Mon troisième billet de cette série portera sur John Boyne :

Né à Dublin en 1971, John Boyne a étudié la littérature anglaise au Trinity College de Dublin, avant de se consacrer à l’écriture. Il a publié à ce jour quatorze romans, dont cinq pour la jeunesse. Ces derniers sont tous traduits en français, contre seulement deux des autres (j’en parlerai en fin de billet). Il a également publié des nouvelles, ainsi qu’un recueil (non encore traduit), en 2015. Il a reçu de très nombreuses récompenses littéraires, et ses romans sont traduits dans plus de cinquante langues.

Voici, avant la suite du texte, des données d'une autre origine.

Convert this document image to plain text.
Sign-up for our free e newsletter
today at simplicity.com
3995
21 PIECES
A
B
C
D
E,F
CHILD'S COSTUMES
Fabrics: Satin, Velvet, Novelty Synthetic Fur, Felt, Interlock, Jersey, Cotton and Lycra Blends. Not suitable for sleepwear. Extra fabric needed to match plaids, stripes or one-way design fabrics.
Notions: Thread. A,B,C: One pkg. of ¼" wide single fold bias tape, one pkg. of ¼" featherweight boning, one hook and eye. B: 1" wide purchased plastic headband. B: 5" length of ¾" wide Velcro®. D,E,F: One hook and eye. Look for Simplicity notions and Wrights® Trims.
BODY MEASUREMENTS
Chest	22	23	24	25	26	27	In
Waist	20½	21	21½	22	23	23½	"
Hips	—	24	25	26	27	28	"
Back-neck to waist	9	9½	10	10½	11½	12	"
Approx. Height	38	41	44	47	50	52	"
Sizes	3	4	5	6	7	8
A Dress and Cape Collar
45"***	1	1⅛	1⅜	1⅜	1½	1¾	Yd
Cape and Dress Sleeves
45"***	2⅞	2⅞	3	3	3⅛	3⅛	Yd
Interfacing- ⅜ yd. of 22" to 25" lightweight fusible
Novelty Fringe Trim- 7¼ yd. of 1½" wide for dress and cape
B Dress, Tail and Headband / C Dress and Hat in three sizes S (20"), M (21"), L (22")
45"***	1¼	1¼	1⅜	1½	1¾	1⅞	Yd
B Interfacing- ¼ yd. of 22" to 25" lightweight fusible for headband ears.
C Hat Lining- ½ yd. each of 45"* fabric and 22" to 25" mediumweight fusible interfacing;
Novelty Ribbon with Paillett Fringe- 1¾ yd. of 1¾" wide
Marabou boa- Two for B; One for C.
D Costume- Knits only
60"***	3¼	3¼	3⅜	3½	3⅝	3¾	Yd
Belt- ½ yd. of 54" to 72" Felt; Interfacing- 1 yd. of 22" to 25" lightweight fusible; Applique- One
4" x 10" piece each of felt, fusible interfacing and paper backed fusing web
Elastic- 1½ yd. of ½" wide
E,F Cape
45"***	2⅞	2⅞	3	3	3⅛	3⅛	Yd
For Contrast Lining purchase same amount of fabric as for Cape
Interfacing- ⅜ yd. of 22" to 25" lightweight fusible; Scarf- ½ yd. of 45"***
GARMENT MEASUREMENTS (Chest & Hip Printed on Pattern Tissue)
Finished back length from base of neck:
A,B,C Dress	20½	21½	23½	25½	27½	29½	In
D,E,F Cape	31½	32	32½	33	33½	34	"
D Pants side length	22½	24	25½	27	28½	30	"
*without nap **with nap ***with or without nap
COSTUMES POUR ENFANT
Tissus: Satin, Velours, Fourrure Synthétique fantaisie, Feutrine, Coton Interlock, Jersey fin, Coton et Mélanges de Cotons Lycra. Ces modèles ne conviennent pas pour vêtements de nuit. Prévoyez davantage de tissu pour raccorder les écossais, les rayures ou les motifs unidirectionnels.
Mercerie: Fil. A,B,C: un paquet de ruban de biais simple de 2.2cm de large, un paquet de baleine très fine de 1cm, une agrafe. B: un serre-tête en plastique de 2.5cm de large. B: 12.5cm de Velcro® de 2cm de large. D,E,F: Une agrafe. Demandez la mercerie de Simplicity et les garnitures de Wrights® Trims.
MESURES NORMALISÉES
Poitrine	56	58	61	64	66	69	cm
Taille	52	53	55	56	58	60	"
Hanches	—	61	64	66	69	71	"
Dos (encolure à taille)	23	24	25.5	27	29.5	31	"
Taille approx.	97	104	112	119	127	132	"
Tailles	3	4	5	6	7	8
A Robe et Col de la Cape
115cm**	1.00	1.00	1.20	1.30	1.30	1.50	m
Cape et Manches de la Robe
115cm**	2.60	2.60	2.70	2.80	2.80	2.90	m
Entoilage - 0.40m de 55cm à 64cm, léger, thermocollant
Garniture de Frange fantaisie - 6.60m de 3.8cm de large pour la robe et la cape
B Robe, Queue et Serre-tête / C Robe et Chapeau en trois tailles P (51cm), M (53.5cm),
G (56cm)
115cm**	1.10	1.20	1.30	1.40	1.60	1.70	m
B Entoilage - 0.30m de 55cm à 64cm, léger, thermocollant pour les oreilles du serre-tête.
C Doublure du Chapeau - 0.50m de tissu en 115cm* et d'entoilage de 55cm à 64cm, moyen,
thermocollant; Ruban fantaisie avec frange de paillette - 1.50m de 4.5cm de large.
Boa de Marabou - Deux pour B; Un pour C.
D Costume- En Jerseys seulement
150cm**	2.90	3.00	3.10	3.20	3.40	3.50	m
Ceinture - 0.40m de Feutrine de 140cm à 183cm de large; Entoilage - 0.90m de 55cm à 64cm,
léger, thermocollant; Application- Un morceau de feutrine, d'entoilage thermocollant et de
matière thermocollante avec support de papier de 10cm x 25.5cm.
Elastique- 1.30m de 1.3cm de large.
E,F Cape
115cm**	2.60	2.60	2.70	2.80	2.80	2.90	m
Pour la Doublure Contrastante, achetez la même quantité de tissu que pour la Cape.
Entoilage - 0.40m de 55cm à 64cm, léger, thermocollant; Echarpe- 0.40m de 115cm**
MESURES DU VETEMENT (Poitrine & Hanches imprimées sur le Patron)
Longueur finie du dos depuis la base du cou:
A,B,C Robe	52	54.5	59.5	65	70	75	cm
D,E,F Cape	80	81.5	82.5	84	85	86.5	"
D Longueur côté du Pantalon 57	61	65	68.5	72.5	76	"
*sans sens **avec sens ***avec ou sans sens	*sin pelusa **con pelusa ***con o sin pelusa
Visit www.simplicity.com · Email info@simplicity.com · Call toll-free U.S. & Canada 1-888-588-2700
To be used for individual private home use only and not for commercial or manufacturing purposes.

Dans ses publications jeunesse, il y a deux romans junior illustrés (pour les 9-13 ans selon l’éditeur), des contes pétillants de fantaisie qui abordent des sujets graves avec grâce. Ses trois autres romans sont pour ados (à partir de 13 ans) et historiques. Ils traitent pour l’un de la première guerre mondiale, pour les deux autres de la seconde ; des regards d’enfants, des destins bouleversants.

J’ai seulement lu pour le moment Le garçon au pyjama rayé, mais quelle claque ! C’est certain que je continuerai à découvrir son œuvre.

Tous ses romans traduits (par ordre chronologique de parution en version originale) :

Le Garçon en pyjama rayé (ado) (lu en mars 2015) → ma chronique
La Maiosn Ipatiev (adulte) (réédité en poche sous le titre La Maison aux intentions particulières)
Noé Nectar et son voyage étrange (junior)
Le Secret de Tristan Sadler (adulte)
Barnabé et la Vie en l’air (junior)
Mon Père est parti à la guerre (ado)
Le Garçon au sommet de la Montagne (ado)

Romans jeunesse

Le Garçon en pyjama rayé (The Boy in the Striped Pyjamas, 2006) – roman ado

Traduit par Catherine Gibert. Éditions Gallimard Jeunesse, Folio junior, 2006, 2007 ; réédité en grand format en 2009. Porté à l’écran en 2008 par Mark Herman.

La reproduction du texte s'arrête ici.